A scalable and efficient data platform that processes and stores streaming data (e-commerce customer transactions).
The main objective of the data platform is to enable customer service officers to query real-time transactional data to easily handle customer tickets and issues.
To ensure that customer service officers have access to real-time transactional data without any bottlenecks occuring resulting in delayed data and inaccuracte queries, Apache Kafka and PySpark were used for distributed processing and allowing for potential horizontal scaling as velocity increases.

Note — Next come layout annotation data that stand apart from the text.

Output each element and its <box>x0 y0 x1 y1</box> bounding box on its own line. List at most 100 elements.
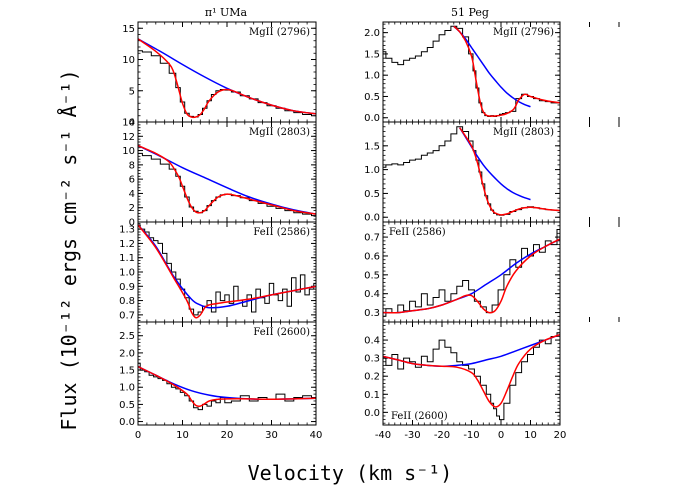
y-tick-label: 6 <box>129 175 135 186</box>
panel-3: 0.0 0.5 1.0 1.5 2.0 2.5 0 10 20 30 40 FeII (2600) <box>119 321 323 441</box>
y-tick-label: 2.5 <box>119 331 135 342</box>
panel-series <box>138 144 316 217</box>
series-fit <box>138 144 316 215</box>
y-tick-label: 0.7 <box>364 233 380 244</box>
series-observed <box>383 25 560 117</box>
y-tick-label: 0.0 <box>364 113 380 124</box>
panel-series <box>138 38 316 119</box>
panel-line-label: MgII (2803) <box>493 127 554 138</box>
y-tick-label: 0.0 <box>119 417 135 428</box>
x-tick-label: -10 <box>463 430 479 441</box>
y-tick-label: 14 <box>122 118 135 129</box>
series-fit <box>138 224 316 319</box>
series-observed <box>138 362 316 411</box>
x-tick-label: -30 <box>404 430 420 441</box>
y-tick-label: 0 <box>129 218 135 229</box>
y-tick-label: 0.2 <box>364 372 380 383</box>
y-tick-label: 0.5 <box>364 270 380 281</box>
x-tick-label: 0 <box>498 430 504 441</box>
y-tick-label: 1.0 <box>364 71 380 82</box>
panel-line-label: FeII (2586) <box>389 227 446 238</box>
x-tick-label: 20 <box>221 430 234 441</box>
panel-series <box>383 126 560 216</box>
series-fit <box>453 25 560 117</box>
x-tick-label: -40 <box>375 430 391 441</box>
series-observed <box>383 332 560 421</box>
y-tick-label: 1.5 <box>119 366 135 377</box>
x-tick-label: 10 <box>176 430 189 441</box>
panel-series <box>138 362 316 411</box>
x-axis-title: Velocity (km s⁻¹) <box>248 461 453 485</box>
y-tick-label: 0.7 <box>119 310 135 321</box>
panel-5: 0.0 0.5 1.0 1.5 MgII (2803) <box>364 121 620 224</box>
y-tick-label: 10 <box>122 146 135 157</box>
panel-line-label: MgII (2796) <box>249 27 310 38</box>
panel-series <box>383 229 560 317</box>
y-tick-label: 1.5 <box>364 49 380 60</box>
y-tick-label: 1.3 <box>119 225 135 236</box>
y-tick-label: 0.1 <box>364 390 380 401</box>
panel-frame <box>382 321 561 426</box>
y-tick-label: 0.3 <box>364 308 380 319</box>
x-tick-label: 40 <box>310 430 323 441</box>
series-observed <box>383 126 560 216</box>
y-tick-label: 0.4 <box>364 289 380 300</box>
y-tick-label: 1.2 <box>119 239 135 250</box>
col-title-right: 51 Peg <box>451 6 489 19</box>
panel-6: 0.3 0.4 0.5 0.6 0.7 FeII (2586) <box>364 221 620 323</box>
y-tick-label: 1.1 <box>119 253 135 264</box>
x-tick-label: 20 <box>554 430 567 441</box>
y-tick-label: 1.0 <box>119 268 135 279</box>
x-tick-label: -20 <box>434 430 450 441</box>
y-tick-label: 12 <box>122 132 135 143</box>
y-tick-label: 1.5 <box>364 141 380 152</box>
col-title-left: π¹ UMa <box>205 6 248 19</box>
panel-series <box>383 25 560 117</box>
panel-0: 0 5 10 15 MgII (2796) <box>122 21 317 129</box>
y-axis-title: Flux (10⁻¹² ergs cm⁻² s⁻¹ Å⁻¹) <box>57 69 81 430</box>
x-tick-label: 0 <box>135 430 141 441</box>
y-tick-label: 0.0 <box>364 213 380 224</box>
panel-1: 0 2 4 6 8 10 12 14 MgII (2803) <box>122 118 317 229</box>
x-tick-label: 30 <box>265 430 278 441</box>
panel-line-label: FeII (2600) <box>253 327 310 338</box>
y-tick-label: 2.0 <box>364 28 380 39</box>
y-tick-label: 5 <box>129 86 135 97</box>
series-intrinsic <box>138 144 316 215</box>
panel-line-label: FeII (2600) <box>391 411 448 422</box>
series-fit <box>383 333 560 408</box>
y-tick-label: 4 <box>129 189 135 200</box>
panel-series <box>383 332 560 421</box>
series-fit <box>138 38 316 119</box>
y-tick-label: 0.4 <box>364 336 380 347</box>
series-intrinsic <box>453 25 531 108</box>
y-tick-label: 0.8 <box>119 296 135 307</box>
y-tick-label: 1.0 <box>119 383 135 394</box>
y-tick-label: 8 <box>129 160 135 171</box>
panel-4: 0.0 0.5 1.0 1.5 2.0 MgII (2796) <box>364 21 620 124</box>
series-intrinsic <box>138 365 316 401</box>
series-fit <box>138 365 316 408</box>
y-tick-label: 2.0 <box>119 348 135 359</box>
y-tick-label: 0.6 <box>364 251 380 262</box>
series-observed <box>383 229 560 317</box>
y-tick-label: 2 <box>129 203 135 214</box>
panel-series <box>138 224 316 319</box>
y-tick-label: 15 <box>122 24 135 35</box>
y-tick-label: 0.5 <box>364 92 380 103</box>
panel-line-label: MgII (2803) <box>249 127 310 138</box>
panel-frame <box>137 321 317 426</box>
panel-line-label: MgII (2796) <box>493 27 554 38</box>
series-fit <box>383 238 560 314</box>
y-tick-label: 0.5 <box>364 189 380 200</box>
y-tick-label: 0.5 <box>119 400 135 411</box>
x-tick-label: 10 <box>524 430 537 441</box>
series-observed <box>138 224 316 316</box>
series-fit <box>459 127 560 216</box>
y-tick-label: 10 <box>122 55 135 66</box>
y-tick-label: 0.3 <box>364 354 380 365</box>
y-tick-label: 1.0 <box>364 165 380 176</box>
panel-7: 0.0 0.1 0.2 0.3 0.4 -40 -30 -20 -10 0 10 20 FeII (26… <box>364 321 567 441</box>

E-commerce dataset was used from kaggle link. The data is actual transactions from UK retailer
- FastAPI was used to build the API Gateway for the data platform and produce data to Apache Kafka
- Apache Kafka was used to decouple the API Gateway and processing framework (PySpark) and allow for horizontal scalability if data velocity increases
- PySpark was used for streaming data processing, the main goal is to reformat the data recieved by the client by removing critical attributes that are unnecessary for the end-user (customer service officer) and storing the data in mongodb.
- MongoDB was used for storing transaction data
- Streamlit was used as a user interface for the customer service officer
- client.py is a script that POST's transactional data to the data platform's API Gateway docker container
## client.py script
import linecache
import requests
import json
i = 1
end = 100
ENDPOINT = 'http://localhost:80'
while i <= end:
line = linecache.getline('data/json-lines.txt', i)
data_line = json.loads(line)
print(data_line)
response = requests.post(f'{ENDPOINT}/invoices', data = line)
i += 1
print(response)
- API Gateway was built using FastAPI and containerized using Docker to allow for deployment, it allows a POST request to /invoices this enables
client.py
to send data. - Error Logging was automated using logging package and logs get stored in
api/api-ingestion.log
# API-Gateway script
from fastapi import FastAPI
from pydantic import BaseModel
from fastapi.responses import JSONResponse
from fastapi.encoders import jsonable_encoder
from kafka import KafkaProducer
from datetime import datetime
import json
import logging
'''
API Gateway and Kafka Producer module
Objective 1: Collect customer transactions
Objective 2: Produce customer transactions to Kafka
'''
# For logging
logging.basicConfig(
filename = "api-ingestion.log",
level = logging.DEBUG,
format = "%(asctime)s - %(levelname)s - %(message)s"
)
KAFKA_PRODUCER = KafkaProducer(bootstrap_servers = 'kafka:9092')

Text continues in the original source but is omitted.